Они пересекли шоссе, отделяющее их от Кубинки, и долго бежали по проселочной дороге. Потом нырнули в лес по первой же нераскисшей тропинке. До базы ведьмарей отсюда было километров восемь. Все удовольствие от бега давно уже испарилось, и сознание сузилось до самого необходимого.

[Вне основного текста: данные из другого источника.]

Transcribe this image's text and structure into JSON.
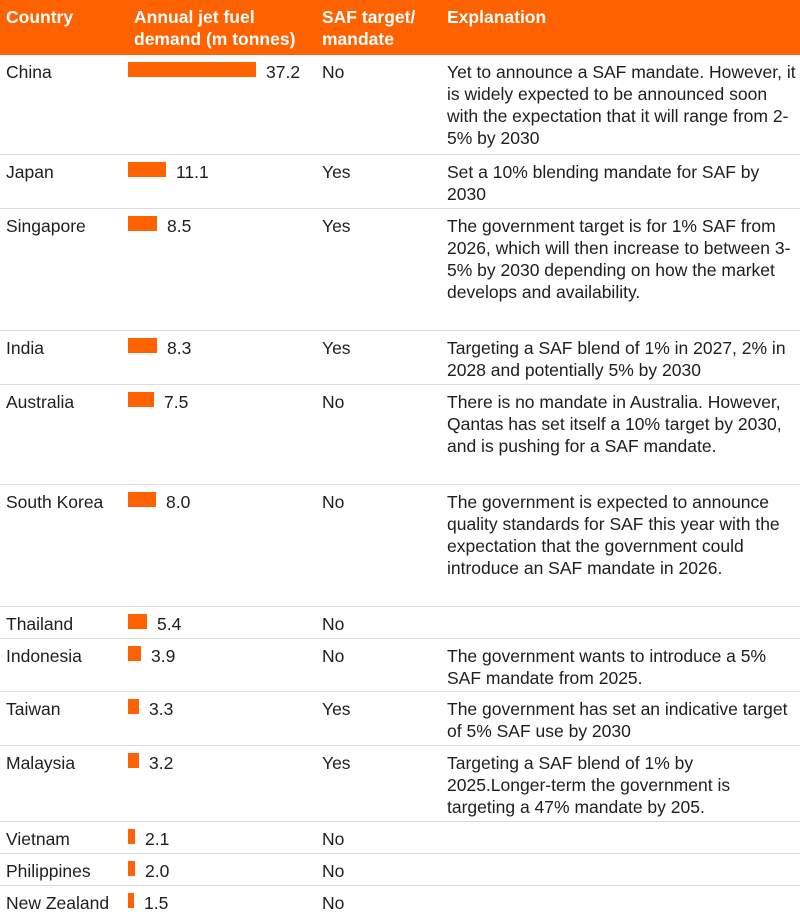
{
  "header": {
    "country": "Country",
    "demand": "Annual jet fuel\ndemand (m tonnes)",
    "saf": "SAF target/\nmandate",
    "explanation": "Explanation"
  },
  "colors": {
    "accent": "#ff6200",
    "header_text": "#ffffff",
    "row_divider": "#dedede",
    "text": "#1e1e1e"
  },
  "chart_data": {
    "type": "table",
    "columns": [
      "Country",
      "Annual jet fuel demand (m tonnes)",
      "SAF target/ mandate",
      "Explanation"
    ],
    "bar_column": "Annual jet fuel demand (m tonnes)",
    "categories": [
      "China",
      "Japan",
      "Singapore",
      "India",
      "Australia",
      "South Korea",
      "Thailand",
      "Indonesia",
      "Taiwan",
      "Malaysia",
      "Vietnam",
      "Philippines",
      "New Zealand"
    ],
    "rows": [
      {
        "country": "China",
        "demand": 37.2,
        "demand_label": "37.2",
        "saf": "No",
        "explanation": "Yet to announce a SAF mandate. However, it is widely expected to be announced soon with the expectation that it will range from 2-5% by 2030"
      },
      {
        "country": "Japan",
        "demand": 11.1,
        "demand_label": "11.1",
        "saf": "Yes",
        "explanation": "Set a 10% blending mandate for SAF by 2030"
      },
      {
        "country": "Singapore",
        "demand": 8.5,
        "demand_label": "8.5",
        "saf": "Yes",
        "explanation": "The government target is for 1% SAF from 2026, which will then increase to between 3-5% by 2030 depending on how the market develops and availability."
      },
      {
        "country": "India",
        "demand": 8.3,
        "demand_label": "8.3",
        "saf": "Yes",
        "explanation": "Targeting a SAF blend of 1% in 2027, 2% in 2028 and potentially 5% by 2030"
      },
      {
        "country": "Australia",
        "demand": 7.5,
        "demand_label": "7.5",
        "saf": "No",
        "explanation": "There is no mandate in Australia. However, Qantas has set itself a 10% target by 2030, and is pushing for a SAF mandate."
      },
      {
        "country": "South Korea",
        "demand": 8.0,
        "demand_label": "8.0",
        "saf": "No",
        "explanation": "The government is expected to announce quality standards for SAF this year with the expectation that the government could introduce an SAF mandate in 2026."
      },
      {
        "country": "Thailand",
        "demand": 5.4,
        "demand_label": "5.4",
        "saf": "No",
        "explanation": ""
      },
      {
        "country": "Indonesia",
        "demand": 3.9,
        "demand_label": "3.9",
        "saf": "No",
        "explanation": "The government wants to introduce a 5% SAF mandate from 2025."
      },
      {
        "country": "Taiwan",
        "demand": 3.3,
        "demand_label": "3.3",
        "saf": "Yes",
        "explanation": "The government has set an indicative target of 5% SAF use by 2030"
      },
      {
        "country": "Malaysia",
        "demand": 3.2,
        "demand_label": "3.2",
        "saf": "Yes",
        "explanation": "Targeting a SAF blend of 1% by 2025.Longer-term the government is targeting a 47% mandate by 205."
      },
      {
        "country": "Vietnam",
        "demand": 2.1,
        "demand_label": "2.1",
        "saf": "No",
        "explanation": ""
      },
      {
        "country": "Philippines",
        "demand": 2.0,
        "demand_label": "2.0",
        "saf": "No",
        "explanation": ""
      },
      {
        "country": "New Zealand",
        "demand": 1.5,
        "demand_label": "1.5",
        "saf": "No",
        "explanation": ""
      }
    ]
  }
}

Ощущение времени западало, как сломавшаяся кнопка. Родион проваливался куда-то, потом точно всплывал и с удивлением осознавал, что он не только не упал, а непонятно как проскочил еще участок леса. Кажется, когда он проваливался, это высокое дерево было впереди, а теперь оно рядом.
Никакая длинная мысль в голове у Родиона уже не умещалась. Он даже несчастным себя не ощущал, и ШНыр не казался ему больше серой дырой, а будущее – пустым и безрадостным. И вообще он больше не был уверен, что он – это он, а не кто-нибудь другой. При каждом шаге ему казалось, что ноги его где-то теряются. Он понимал только, что движется, и изредка командовал себе: «Переступи через бревно! Так… хорошо! Теперь другую ногу!» Он достиг абсолютного предела, и все, что теперь оставалось, это пробиваться вперед.
В какой-то момент, он даже не понял в какой, Родион прорвался в новую реальность. Усталое, почти мертвое тело ожило. Он, давно дышащий как паровоз, залитый потом, с забитым слизью носом, ощутил непонятную легкость. На него словно нашла волна. Родион даже покачнулся от толчка этой волны. А вместе с волной пришли и новые ощущения. Огромный, пустой, противный подмосковный лес с буреломом и множеством оврагов ожил. Далекий стук дятла по сухому стволу стал громким, близким и отчетливым, хотя дятел находился там же, где и прежде, а крошечную каплю, повисшую на листе, Родион увидел так выпукло и подробно, будто она была громадным зеркалом. Родион слышал о таком. Это называется эйфорией бегуна, и она всегда лежит за порогом усталости. «Это не второе. Дыхание. Это уже двадцать. Второе. Дыхание», – сказал однажды Меркурий.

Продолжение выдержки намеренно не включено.